Juin 2011 : Anne Lauvergeon apprend la fin de son mandat à la tête d’Areva tandis que les médias l’annoncent publiquement au même moment. La méthode Sarkozy est cavalière, mais pour cette femme, fidèle à elle-même, c’est l’opportunité de faire le bilan : ne pas être complice de ce qu’elle a vu et l’écrire.

Dans son livre, elle revient sur sa vie et l’entrée à l’Elysée. Les missions s’enchaînent ; Mitterrand apprécie son objectivité et sa loyauté, contre-pouvoir aux courtisans qui évoluent au rythme des élections. Après l’Elysée - et un bref passage chez Lazard où Edouard Stern  porte «la haine de lui-même en bandoulière» - elle est chez Alcatel quand Lionel Jospin lui propose de diriger la Cogema.

Avec les salariés, elle entreprend la fusion de Cogema, Framatome & FCI sous la holding Areva qui rachète à Alstom sa filiale T&D (2004) : l’entreprise prospère et dégage un CA de 5 milliards € en 2009. C’est alors que Nicolas Sarkozy décide de la revendre… à Alstom qui, sans moyens financiers, en revend une partie à Schneider Electric et l’autre à deux concurrents, ABB et Siemens. A son tour, Areva attise les convoitises de Bouygues et de «l’axe Guéant, Borloo, Roussely, Comolli, Djouhri.

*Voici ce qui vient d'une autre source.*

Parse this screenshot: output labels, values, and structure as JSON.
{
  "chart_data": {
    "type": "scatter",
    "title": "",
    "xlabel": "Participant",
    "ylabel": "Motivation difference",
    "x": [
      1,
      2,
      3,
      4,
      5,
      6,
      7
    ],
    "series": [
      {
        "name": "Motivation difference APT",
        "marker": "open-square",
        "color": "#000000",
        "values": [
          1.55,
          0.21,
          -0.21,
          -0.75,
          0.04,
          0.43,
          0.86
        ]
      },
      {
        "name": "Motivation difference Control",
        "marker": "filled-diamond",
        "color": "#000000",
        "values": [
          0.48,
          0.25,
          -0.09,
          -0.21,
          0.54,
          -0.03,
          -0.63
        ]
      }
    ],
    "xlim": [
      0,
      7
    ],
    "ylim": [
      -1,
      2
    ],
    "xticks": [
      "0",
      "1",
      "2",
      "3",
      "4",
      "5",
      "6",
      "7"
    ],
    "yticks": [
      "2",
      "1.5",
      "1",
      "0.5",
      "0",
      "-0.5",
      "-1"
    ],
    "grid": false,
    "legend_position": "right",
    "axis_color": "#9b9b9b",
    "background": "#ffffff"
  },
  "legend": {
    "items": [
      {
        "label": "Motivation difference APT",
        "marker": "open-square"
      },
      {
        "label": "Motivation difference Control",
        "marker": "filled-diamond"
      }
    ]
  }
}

La machine étatique pour certains, l’entreprise et les contrats lucratifs pour d’autres». Henri Proglio, «entouré, bichonné, cocooné» se place - sans aucune compétence - mais avec l’aval du gouvernement, en interlocuteur unique de l’Afrique du Sud pour la négociation d’un nouvel EPR (interdiction pour le spécialiste Areva d’intervenir) : pas le moindre contrat en retour.

A. Lauvergeon s’oppose encore à N. Sarkozy sur l’accord de coopération nucléaire avec le Colonel Kadhafi (2007) après la libération des infirmières bulgares, sur absence de mise en compétition d’investisseurs pour Areva (les Qataris sont retenus d’office par l’Elysée) ou la mise en place de la commission Roussely, etc. Sa résistance engendre soties et «autres gracieusetés présidentielles qui ne sont que des zakouskis» au regard de ce qui l’attend sur fond de casting politique. La loi du clan s’impose : tous les guets-apens sont permis.

Anne Lauvergeon démontre clairement comment des intérêts particuliers s’imposent sur l’échiquier politique au détriment d’un Etat stratège qui développe et soutient les politiques industrielles. Dans ce pilotage à vue, les grandes entreprises deviennent des hochets aux mains du pouvoir. Un témoignage édifiant.